I've had this one on my hard drive for ages, lurking there like a piece of bacon between the fridge and the cooker. To celebrate the start of my Easter break I thought I would give it a review.

Let's be fair about this. On starting the game up, you're treated to a series of logos, which are very impressive for the most part. This goes on for far too long, though, and it feels like sitting in a cinema waiting for them to stop showing adverts and get on with the film - though thankfully there wasn't anyone belching cigarette smoke all over me and no one's mobile phone was shrilling from somewhere. Instead, at that time my next-floor neighbour decided to play rap music at a volume normally associated with those ultra-amplified sonic weapons used to knock down buildings, and I find rap to be almost as bad as the two things mentioned previously combined.

Enough of my rambling, but I've been trying to put off talking about the game for as long as possible. What you're greeted with is a multi-coloured menu in a very small font which is difficult to read against the background, but thankfully the author had the sense to program the menu so that you don't have to click exactly on the text. Just as well, because otherwise it would have required superhuman hand-eye co-ordination just to get in to the game. The Options menu contains an uncharacteristically unhelpful Help section and some credits.

Six characters are available. They are Dark Sonic, sonic, Robotic, Luigi, Mario and Bower. Sadly, there are no typos in that last sentence - that's the way that the names are spelled in the game.

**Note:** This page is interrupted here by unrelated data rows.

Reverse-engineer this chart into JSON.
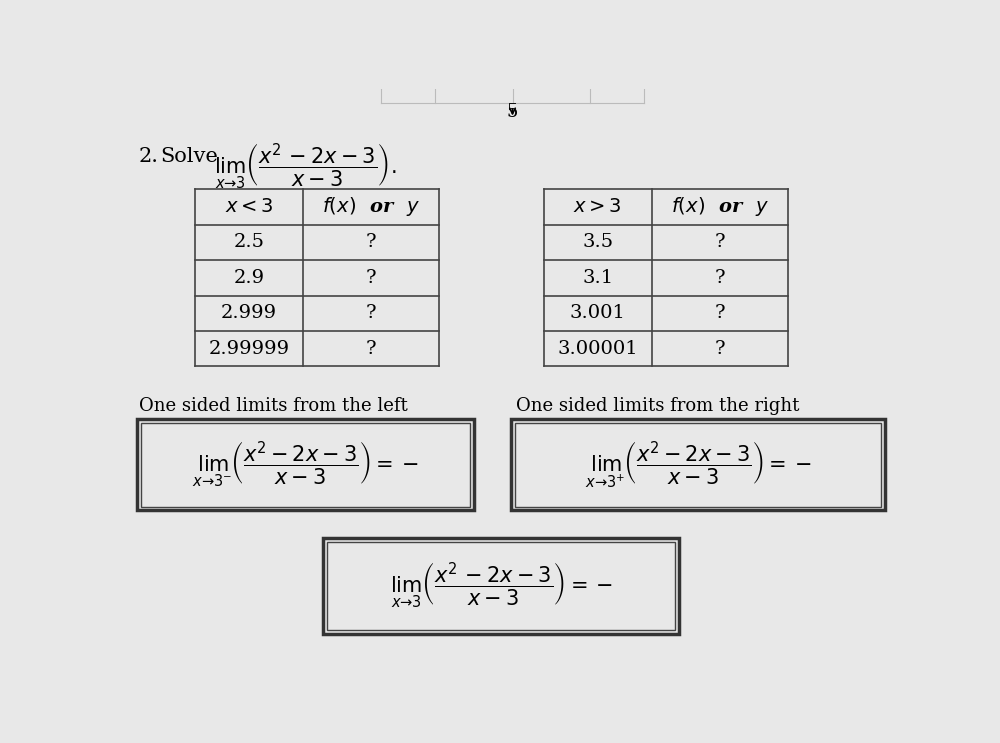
{
  "bg_color": "#e8e8e8",
  "page_number": "5",
  "title_number": "2.",
  "title_solve": "Solve",
  "left_table_header": [
    "$x < 3$",
    "$f(x)$  or  $y$"
  ],
  "left_table_rows": [
    [
      "2.5",
      "?"
    ],
    [
      "2.9",
      "?"
    ],
    [
      "2.999",
      "?"
    ],
    [
      "2.99999",
      "?"
    ]
  ],
  "right_table_header": [
    "$x > 3$",
    "$f(x)$  or  $y$"
  ],
  "right_table_rows": [
    [
      "3.5",
      "?"
    ],
    [
      "3.1",
      "?"
    ],
    [
      "3.001",
      "?"
    ],
    [
      "3.00001",
      "?"
    ]
  ],
  "left_label": "One sided limits from the left",
  "right_label": "One sided limits from the right",
  "font_size_title": 15,
  "font_size_table_hdr": 14,
  "font_size_table_data": 14,
  "font_size_label": 13,
  "font_size_box": 14,
  "line_color": "#444444",
  "box_bg": "#e8e8e8"
}
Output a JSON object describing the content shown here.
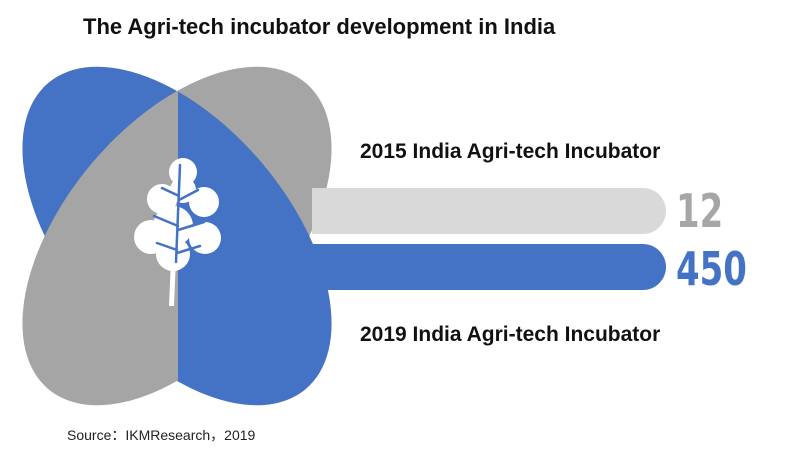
{
  "title": "The Agri-tech incubator development in India",
  "source": "Source：IKMResearch，2019",
  "colors": {
    "blue": "#4472C4",
    "gray": "#A5A5A5",
    "light_gray": "#D9D9D9",
    "value_gray": "#A6A6A6",
    "white": "#FFFFFF"
  },
  "icon": "oak-leaf-icon",
  "chart_data": {
    "type": "bar",
    "title": "The Agri-tech incubator development in India",
    "categories": [
      "2015 India Agri-tech Incubator",
      "2019 India Agri-tech Incubator"
    ],
    "values": [
      12,
      450
    ],
    "value_labels": [
      "12",
      "450"
    ]
  }
}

The actual fighting is played by means of the GFactory standard platform engine for each player. Such intricacies as having the characters' individual platform engines are discarded in favour of using exactly the same one for every character - collect your item to give you extra lives. All the characters have their own strengths and weaknesses in that they behave differently when hurt, but some characters are very out of balance - Bowser and Robotnik against the entire rest of the cast, for example.

When any non-human character jumps (and I use non-human to mean 'neither a scientist turned evil by the force of a rotten egg nor an Italian plumber of questionable sexuality') it produces the standard Sonic jump sound, which I find to be one of the most irritating sounds in the world. A pitchfork being grated down a blackboard would sound like a welcome release after having that played to me a couple of times. What makes it worse is that sometimes it plays multiple times for no reason at all.

I can't give this game too low a score as there are some good ideas in there, but they're all dreadfully executed. I'd like to see the result of the author trying this game again with the experience he has now, though. As it is, this is perhaps the first game I've actively not wanted to play again during the process of writing reviews.